Après les députés, les sénateurs ont adopté en dernière ligne droite la proposition de loi contre les violences conjugales. Dans le lot, des mesures destinées à lutter contre l’exposition de la pornographie aux mineurs. Le CSA gagne pour l’occasion de nouvelles compétences, dont celle d'initier une procédure de blocage judiciaire contre les sites X.

Les sénateurs ont adopté ce 21 juillet la proposition de loi contre les violences conjugales. Le texte déjà voté dans les mêmes termes par l’Assemblée nationale, son berceau originel, est prêt à être ratifié et publié au Journal officiel.

Issue des rangs LREM, elle accroit le quantum des peines en cas de consultations des sites pédopornographiques. Actuellement, cette consultation habituelle est punie de deux ans d’emprisonnement et 30 000 euros d’amende. Demain, ce seront cinq ans d’emprisonnement et 75 000 euros d’amende.
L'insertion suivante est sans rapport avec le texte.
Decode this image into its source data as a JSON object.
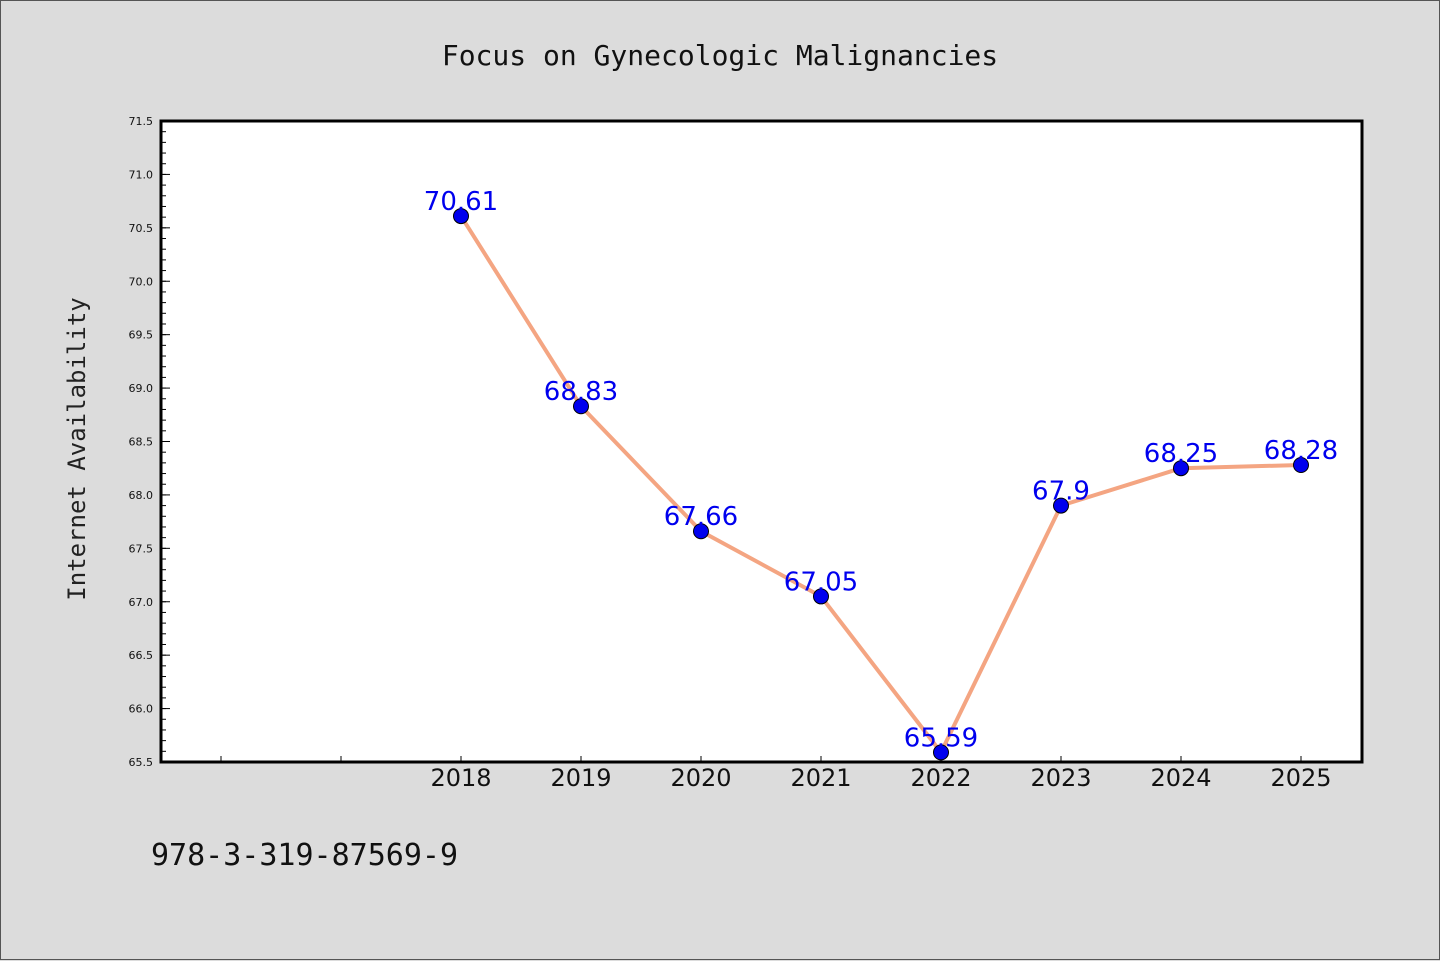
{
  "chart_data": {
    "type": "line",
    "title": "Focus on Gynecologic Malignancies",
    "xlabel": "",
    "ylabel": "Internet Availability",
    "categories": [
      "2018",
      "2019",
      "2020",
      "2021",
      "2022",
      "2023",
      "2024",
      "2025"
    ],
    "series": [
      {
        "values": [
          70.61,
          68.83,
          67.66,
          67.05,
          65.59,
          67.9,
          68.25,
          68.28
        ]
      }
    ],
    "data_labels": [
      "70.61",
      "68.83",
      "67.66",
      "67.05",
      "65.59",
      "67.9",
      "68.25",
      "68.28"
    ],
    "ylim": [
      65.5,
      71.5
    ],
    "yticks": [
      "65.5",
      "66.0",
      "66.5",
      "67.0",
      "67.5",
      "68.0",
      "68.5",
      "69.0",
      "69.5",
      "70.0",
      "70.5",
      "71.0",
      "71.5"
    ],
    "grid": false,
    "line_color": "#f4a582",
    "marker_color": "#0000ee",
    "label_color": "#0000ee"
  },
  "footer_text": "978-3-319-87569-9"
}
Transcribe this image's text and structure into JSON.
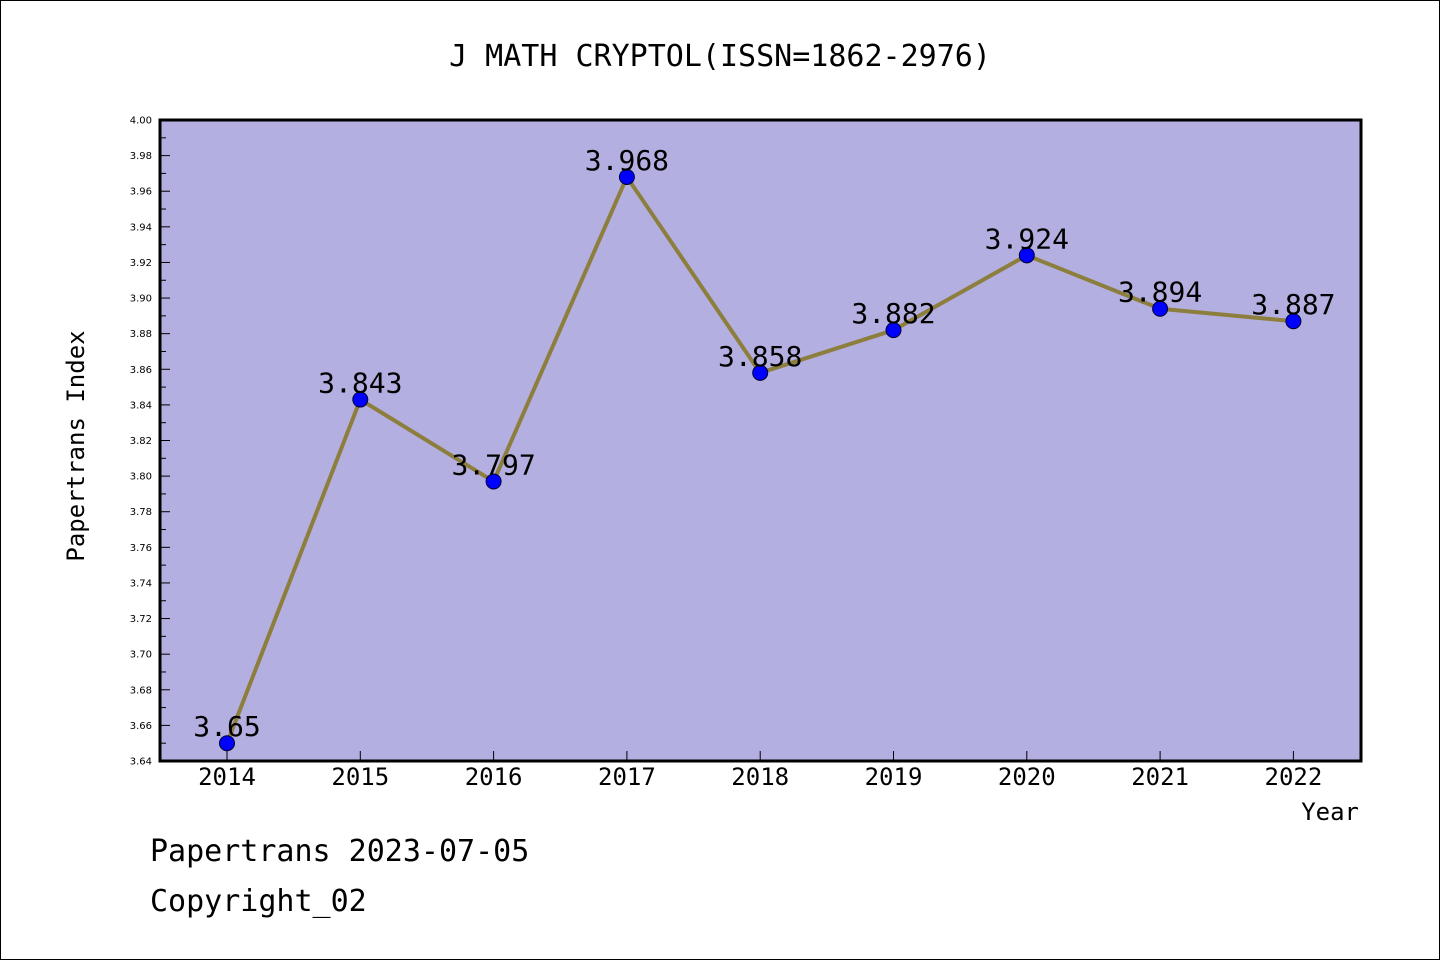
{
  "chart_data": {
    "type": "line",
    "title": "J MATH CRYPTOL(ISSN=1862-2976)",
    "xlabel": "Year",
    "ylabel": "Papertrans Index",
    "categories": [
      "2014",
      "2015",
      "2016",
      "2017",
      "2018",
      "2019",
      "2020",
      "2021",
      "2022"
    ],
    "values": [
      3.65,
      3.843,
      3.797,
      3.968,
      3.858,
      3.882,
      3.924,
      3.894,
      3.887
    ],
    "data_labels": [
      "3.65",
      "3.843",
      "3.797",
      "3.968",
      "3.858",
      "3.882",
      "3.924",
      "3.894",
      "3.887"
    ],
    "ylim": [
      3.64,
      4.0
    ],
    "y_ticks": [
      "3.64",
      "3.66",
      "3.68",
      "3.70",
      "3.72",
      "3.74",
      "3.76",
      "3.78",
      "3.80",
      "3.82",
      "3.84",
      "3.86",
      "3.88",
      "3.90",
      "3.92",
      "3.94",
      "3.96",
      "3.98",
      "4.00"
    ],
    "grid": false,
    "legend": "none",
    "colors": {
      "plot_background": "#b4afe1",
      "line": "#8c7e3c",
      "marker": "#0000ff"
    }
  },
  "footer": {
    "date_text": "Papertrans 2023-07-05",
    "copyright_text": "Copyright_02"
  }
}
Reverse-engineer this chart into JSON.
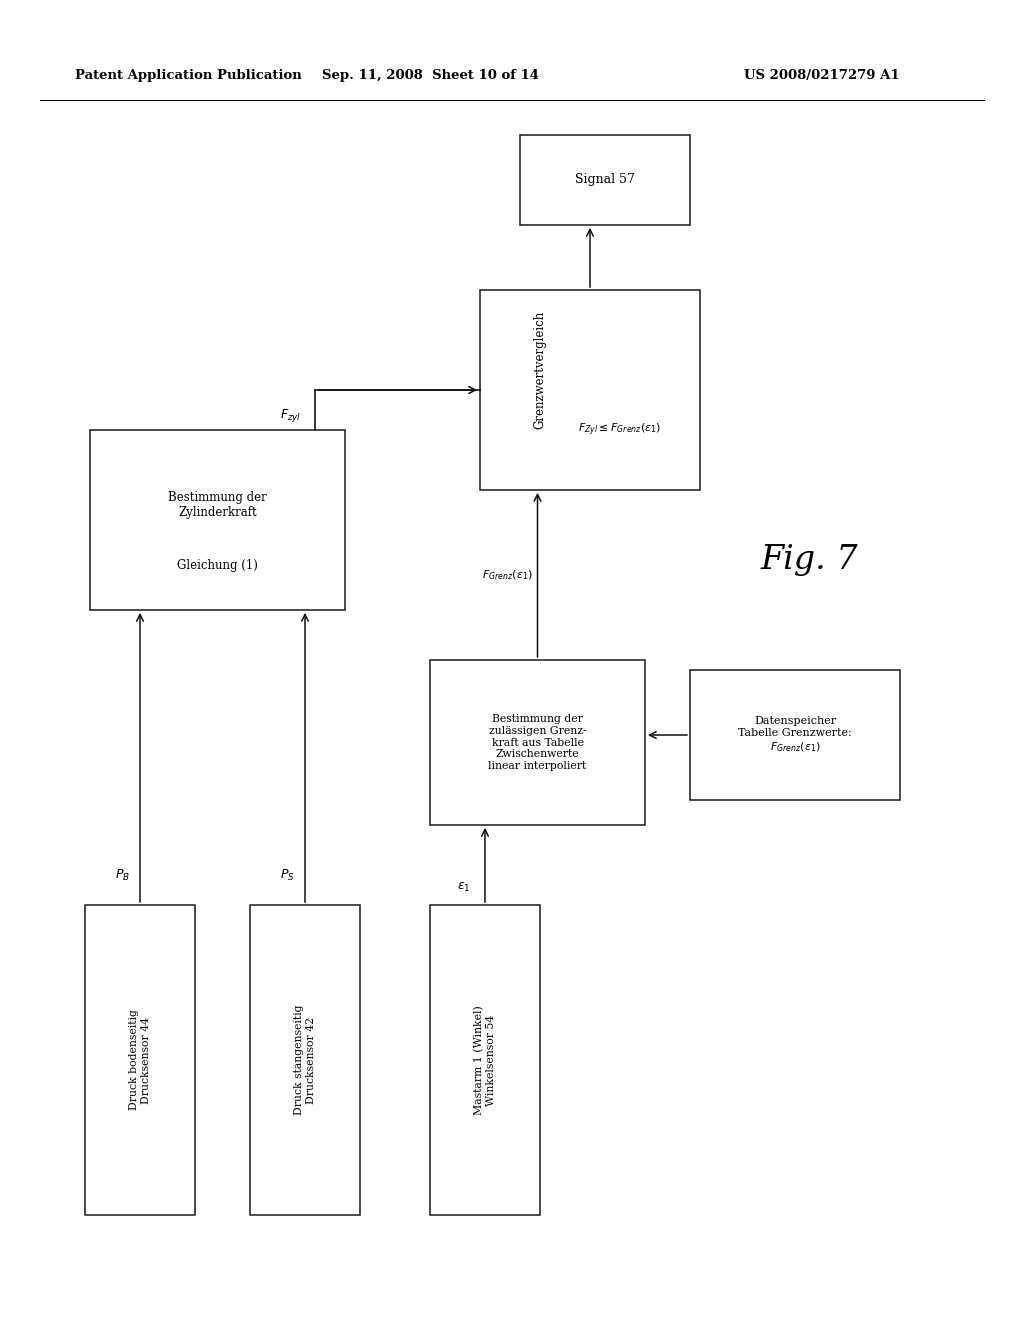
{
  "header_left": "Patent Application Publication",
  "header_center": "Sep. 11, 2008  Sheet 10 of 14",
  "header_right": "US 2008/0217279 A1",
  "fig_label": "Fig. 7",
  "background": "#ffffff"
}
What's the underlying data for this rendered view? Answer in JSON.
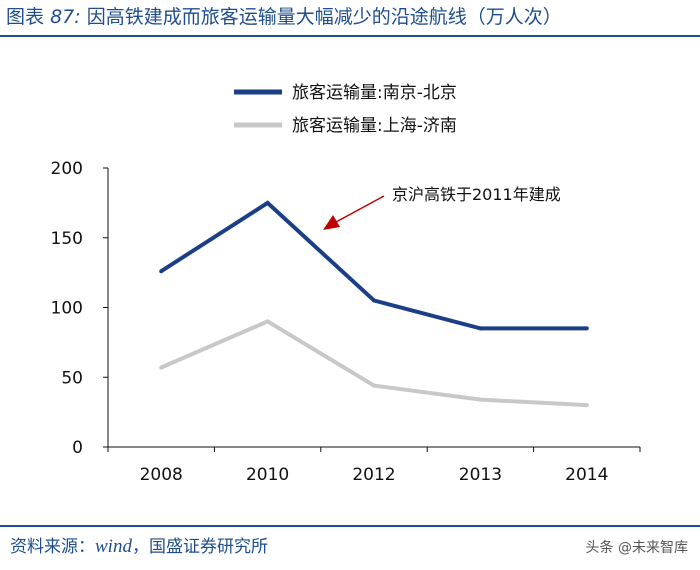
{
  "header": {
    "label": "图表",
    "number": "87:",
    "title": "因高铁建成而旅客运输量大幅减少的沿途航线（万人次）"
  },
  "footer": {
    "source_prefix": "资料来源：",
    "source_name": "wind",
    "source_rest": "，国盛证券研究所",
    "watermark": "头条 @未来智库"
  },
  "colors": {
    "accent": "#1f4e8c",
    "series_1": "#1a3f87",
    "series_2": "#c8c8c8"
  },
  "chart_data": {
    "type": "line",
    "categories": [
      "2008",
      "2010",
      "2012",
      "2013",
      "2014"
    ],
    "ylim": [
      0,
      200
    ],
    "yticks": [
      "200",
      "150",
      "100",
      "50",
      "0"
    ],
    "legend_position": "top-left",
    "grid": false,
    "series": [
      {
        "name": "旅客运输量:南京-北京",
        "values": [
          126,
          175,
          105,
          85,
          85
        ]
      },
      {
        "name": "旅客运输量:上海-济南",
        "values": [
          57,
          90,
          44,
          34,
          30
        ]
      }
    ],
    "annotation": "京沪高铁于2011年建成"
  }
}
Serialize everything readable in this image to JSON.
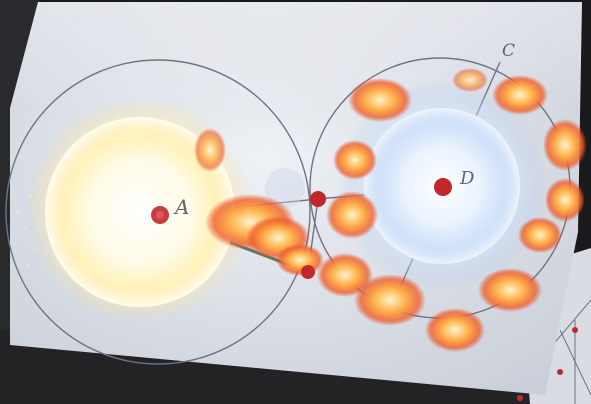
{
  "scene": {
    "labels": {
      "point_a": "A",
      "point_c": "C",
      "point_d": "D"
    },
    "colors": {
      "paper": "#dfe3ea",
      "line": "#6e7480",
      "dot": "#c0282c",
      "flame_core": "#fff4cc",
      "flame_mid": "#ff9a3c",
      "flame_edge": "#e0401c",
      "left_glow": "#fffbe6",
      "right_glow": "#e8f2ff",
      "background": "#1a1a1c"
    }
  }
}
Toujours dans le secteur des nouvelles technologies, les parlementaires ont opté pour le même rehaussement s’agissant des messages malveillants adressés à une victime. Aujourd’hui, « les appels téléphoniques malveillants réitérés, les envois réitérés de messages malveillants émis par la voie des communications électroniques ou les agressions sonores en vue de troubler la tranquillité d'autrui sont punis d'un an d'emprisonnement et de 15 000 euros d'amende ». La proposition prévoit que lorsque ces faits sont commis par le conjoint, le concubin ou le partenaire lié à la victime par un pacte civil de solidarité, ces faits sont punis de trois ans d’emprisonnement et de 45 000 euros d’amende.